The Pena lab uses functional genomics (CRISPR screens), organelle profiling (metabolomics and proteomics LC-MS), gene therapy (AAV), drug screenings, develop animal models and various molecular biology techniques to investigate these rare diseases. The main models of study are patient-derived cells (fibroblasts and lymphoblasts), common cell lines, zebrafish and mice. Being based at CHEO-RI, Izabella is fortunate to collaborate with clinicians and patient families to understand these diseases and try to develop new therapies.

Research Projects

  1. MCART1/SLC25A51 is required for mitochondrial NAD transport


    Nicotinamide adenine dinucleotide (NAD) is an essential cofactor in redox metabolism and metabolic signaling. As cofactors of metabolic enzymes, NAD+ and its reduced form, NADH, function in redox re-actions in central metabolic pathways including glycolysis, tricarboxylic acid (TCA) cycle, oxidative phosphorylation, and one-carbon metabolism and control the direction of flux through these pathways. As a cosubstrate of the sirtuins and poly-(ADP-ribose) polymerases, NAD+ mediates posttranslational modification of metabolic enzymes, DNA repair and chromatin-modifying proteins, and other factors involved in stress response and signaling pathways that connect metabolism to different physiological responses (1). NAD levels decline in aging, and administration of NAD precursors is currently being tested in the clinic as a measure to prevent age-associated diseases [(2, 3); clinicaltrials.gov].

  2. PLPHP deficiency: clinical, genetic, biochemical, and mechanistic insights


    The vitamin B6-responsive disorders (B6RDs) are a clinically and genetically heterogeneous group of rare, autosomal recessive conditions (Clayton, 2006) with the hallmark feature of seizures uniquely responsive to treatment by the B6 vitamers pyridoxine and/or pyridoxal-5′-phosphate (PLP) (Baumgartner-Sigl et al., 2007; Basura et al., 2009). PLP is a cofactor for over 160 distinct catalytic functions (Percudani and Peracchi, 2009), including enzymes involved in glucose, lipid and amino acid metabolism (John, 1995; Percudani and Peracchi, 2003; Eliot and Kirsch, 2004), and for the synthesis of neurotransmitters, making it an essential vitamer for normal brain function (Surtees et al., 2006).

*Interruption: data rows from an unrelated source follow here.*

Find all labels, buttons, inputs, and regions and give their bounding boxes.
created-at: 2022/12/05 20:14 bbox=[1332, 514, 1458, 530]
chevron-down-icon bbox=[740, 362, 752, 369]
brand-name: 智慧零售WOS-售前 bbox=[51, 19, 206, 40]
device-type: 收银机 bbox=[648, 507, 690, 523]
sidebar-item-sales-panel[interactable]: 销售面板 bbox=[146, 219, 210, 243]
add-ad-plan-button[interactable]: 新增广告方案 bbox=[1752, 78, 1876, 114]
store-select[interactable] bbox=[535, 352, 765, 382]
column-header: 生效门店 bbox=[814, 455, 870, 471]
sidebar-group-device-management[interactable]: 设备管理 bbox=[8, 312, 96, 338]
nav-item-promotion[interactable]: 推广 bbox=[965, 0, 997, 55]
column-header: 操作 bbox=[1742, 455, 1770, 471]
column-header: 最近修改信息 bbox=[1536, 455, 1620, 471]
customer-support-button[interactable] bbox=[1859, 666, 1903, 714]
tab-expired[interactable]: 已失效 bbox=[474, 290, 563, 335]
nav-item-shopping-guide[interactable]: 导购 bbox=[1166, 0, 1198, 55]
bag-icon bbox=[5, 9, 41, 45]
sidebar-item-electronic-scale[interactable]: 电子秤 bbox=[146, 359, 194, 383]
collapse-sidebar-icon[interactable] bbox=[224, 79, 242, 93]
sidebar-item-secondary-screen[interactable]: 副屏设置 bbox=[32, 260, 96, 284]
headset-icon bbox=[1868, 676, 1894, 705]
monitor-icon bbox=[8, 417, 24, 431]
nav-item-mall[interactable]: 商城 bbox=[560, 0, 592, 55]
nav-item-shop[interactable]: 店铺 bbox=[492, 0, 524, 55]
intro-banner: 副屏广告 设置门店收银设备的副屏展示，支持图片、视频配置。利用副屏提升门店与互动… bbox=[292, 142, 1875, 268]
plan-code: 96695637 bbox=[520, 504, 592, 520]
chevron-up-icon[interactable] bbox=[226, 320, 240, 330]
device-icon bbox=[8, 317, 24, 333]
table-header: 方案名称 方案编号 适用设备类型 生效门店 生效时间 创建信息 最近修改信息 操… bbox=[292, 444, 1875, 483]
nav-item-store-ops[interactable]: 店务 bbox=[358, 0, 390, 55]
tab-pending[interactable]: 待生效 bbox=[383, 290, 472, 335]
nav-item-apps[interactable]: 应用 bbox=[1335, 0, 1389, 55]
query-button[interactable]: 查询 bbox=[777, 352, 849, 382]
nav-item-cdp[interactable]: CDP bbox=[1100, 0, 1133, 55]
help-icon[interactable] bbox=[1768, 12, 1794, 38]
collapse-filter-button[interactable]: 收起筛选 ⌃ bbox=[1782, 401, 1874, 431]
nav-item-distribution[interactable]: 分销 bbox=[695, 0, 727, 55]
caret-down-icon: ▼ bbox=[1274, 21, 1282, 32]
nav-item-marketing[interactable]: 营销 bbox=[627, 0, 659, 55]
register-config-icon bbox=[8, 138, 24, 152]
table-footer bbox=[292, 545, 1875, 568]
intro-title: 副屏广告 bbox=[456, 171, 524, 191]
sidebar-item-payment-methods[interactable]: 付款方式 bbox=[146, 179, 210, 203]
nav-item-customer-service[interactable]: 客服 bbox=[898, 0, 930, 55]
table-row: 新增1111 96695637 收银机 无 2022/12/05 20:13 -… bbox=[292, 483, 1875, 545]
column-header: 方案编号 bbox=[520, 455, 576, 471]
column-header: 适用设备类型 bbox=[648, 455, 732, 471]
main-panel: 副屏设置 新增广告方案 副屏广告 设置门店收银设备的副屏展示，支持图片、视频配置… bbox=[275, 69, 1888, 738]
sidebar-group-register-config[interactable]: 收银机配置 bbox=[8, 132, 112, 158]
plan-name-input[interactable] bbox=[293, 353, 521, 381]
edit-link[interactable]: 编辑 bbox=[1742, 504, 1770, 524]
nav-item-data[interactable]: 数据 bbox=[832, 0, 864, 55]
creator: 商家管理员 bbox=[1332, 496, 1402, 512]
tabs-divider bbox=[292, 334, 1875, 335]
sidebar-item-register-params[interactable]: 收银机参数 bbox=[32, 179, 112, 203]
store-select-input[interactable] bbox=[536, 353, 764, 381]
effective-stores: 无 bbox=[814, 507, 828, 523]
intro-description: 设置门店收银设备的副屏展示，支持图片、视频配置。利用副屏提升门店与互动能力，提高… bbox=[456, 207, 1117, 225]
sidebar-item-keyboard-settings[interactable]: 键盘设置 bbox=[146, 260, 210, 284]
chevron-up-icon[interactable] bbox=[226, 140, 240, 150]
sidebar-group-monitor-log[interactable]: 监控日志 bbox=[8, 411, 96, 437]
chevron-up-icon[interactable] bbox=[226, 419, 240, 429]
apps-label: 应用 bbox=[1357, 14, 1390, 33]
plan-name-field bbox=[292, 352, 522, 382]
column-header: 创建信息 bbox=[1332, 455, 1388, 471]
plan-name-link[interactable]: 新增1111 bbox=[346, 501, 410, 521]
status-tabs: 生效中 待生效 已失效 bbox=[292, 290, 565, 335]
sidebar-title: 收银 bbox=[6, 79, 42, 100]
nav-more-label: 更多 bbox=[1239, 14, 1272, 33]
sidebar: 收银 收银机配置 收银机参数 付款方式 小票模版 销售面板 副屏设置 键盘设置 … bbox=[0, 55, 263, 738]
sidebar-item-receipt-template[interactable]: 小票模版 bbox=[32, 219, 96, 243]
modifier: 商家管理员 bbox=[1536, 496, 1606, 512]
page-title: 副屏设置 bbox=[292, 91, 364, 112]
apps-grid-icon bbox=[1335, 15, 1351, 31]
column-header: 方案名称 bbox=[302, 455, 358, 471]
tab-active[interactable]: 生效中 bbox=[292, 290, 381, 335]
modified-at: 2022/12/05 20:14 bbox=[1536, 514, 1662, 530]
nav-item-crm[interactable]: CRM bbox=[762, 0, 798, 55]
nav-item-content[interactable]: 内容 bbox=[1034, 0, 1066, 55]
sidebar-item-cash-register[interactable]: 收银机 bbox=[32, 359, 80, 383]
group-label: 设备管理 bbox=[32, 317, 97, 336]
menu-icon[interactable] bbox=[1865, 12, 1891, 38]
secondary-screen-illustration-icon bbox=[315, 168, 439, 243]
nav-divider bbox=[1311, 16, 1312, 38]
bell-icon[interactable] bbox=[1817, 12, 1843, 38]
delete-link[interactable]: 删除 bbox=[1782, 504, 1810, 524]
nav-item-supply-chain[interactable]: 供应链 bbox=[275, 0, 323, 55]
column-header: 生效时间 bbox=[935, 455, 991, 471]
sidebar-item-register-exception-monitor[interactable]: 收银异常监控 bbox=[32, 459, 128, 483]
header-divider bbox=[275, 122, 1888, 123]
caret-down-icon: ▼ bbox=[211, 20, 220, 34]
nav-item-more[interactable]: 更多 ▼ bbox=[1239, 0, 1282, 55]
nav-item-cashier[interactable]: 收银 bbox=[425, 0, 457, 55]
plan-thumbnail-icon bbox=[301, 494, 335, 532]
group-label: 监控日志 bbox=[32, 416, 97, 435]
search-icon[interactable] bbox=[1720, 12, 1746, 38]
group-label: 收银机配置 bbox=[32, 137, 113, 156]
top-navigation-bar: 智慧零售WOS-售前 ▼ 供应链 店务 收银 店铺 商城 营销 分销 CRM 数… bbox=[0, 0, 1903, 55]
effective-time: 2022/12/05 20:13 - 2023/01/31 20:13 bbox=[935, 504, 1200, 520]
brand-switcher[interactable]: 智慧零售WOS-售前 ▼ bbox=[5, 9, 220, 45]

  3. Pyridoxine-dependent epilepsy in zebrafish caused by Aldh7a1 deficiency


    PYROXIDINE-DEPENDENT epilepsy (PDE, MIM #266100) is a rare autosomal recessively inherited metabolic disease (Gospe 2017) in which intractable and recurrent neonatal or infantile seizures are alleviated uniquely by high doses of pyridoxine (Pyr, vitamin B6) or pyridoxal 5′-phosphate (PLP) (Baxter 2001; Mills et al. 2006; Stockler et al. 2011). When untreated, PDE can lead to death, usually of status epilepticus (Gospe 2017). This condition is caused by mutations in the lysine degradation gene ALDH7A1 (Mills et al. 2006) that encodes α-aminoadipic-semialdehyde-dehydrogenase, which is also known as “Antiquitin” (Lee et al. 1994) due to its remarkable level of conservation through evolution (Supplemental Material, Figure S1). Loss of ALDH7A1 enzyme function leads to the pathogenic accumulation of the lysine intermediates aminoadipate semialdehyde (AASA) and its cyclic equilibrium form piperideine 6-carboxylate (P6C) in tissues including the central nervous system (CNS) [4] (Figure 1). P6C has been shown to react with and inactivate PLP (the active form of vitamin B6), a cofactor for over 140 enzymes including those involved in neurotransmission (Percudani and Peracchi 2003). It is thus hypothesized that the local or global depletion of PLP results in the Pyr-dependent seizures (Clayton 2006), possibly via disturbance of the PLP-dependent biosynthesis of γ-aminobutyric acid (GABA), the main cerebral inhibitory neurotransmitter. So far, clinical data from cerebrospinal fluid (CSF) measurements of these compounds were inconclusive and the pathophysiology of PDE remains to be fully elucidated.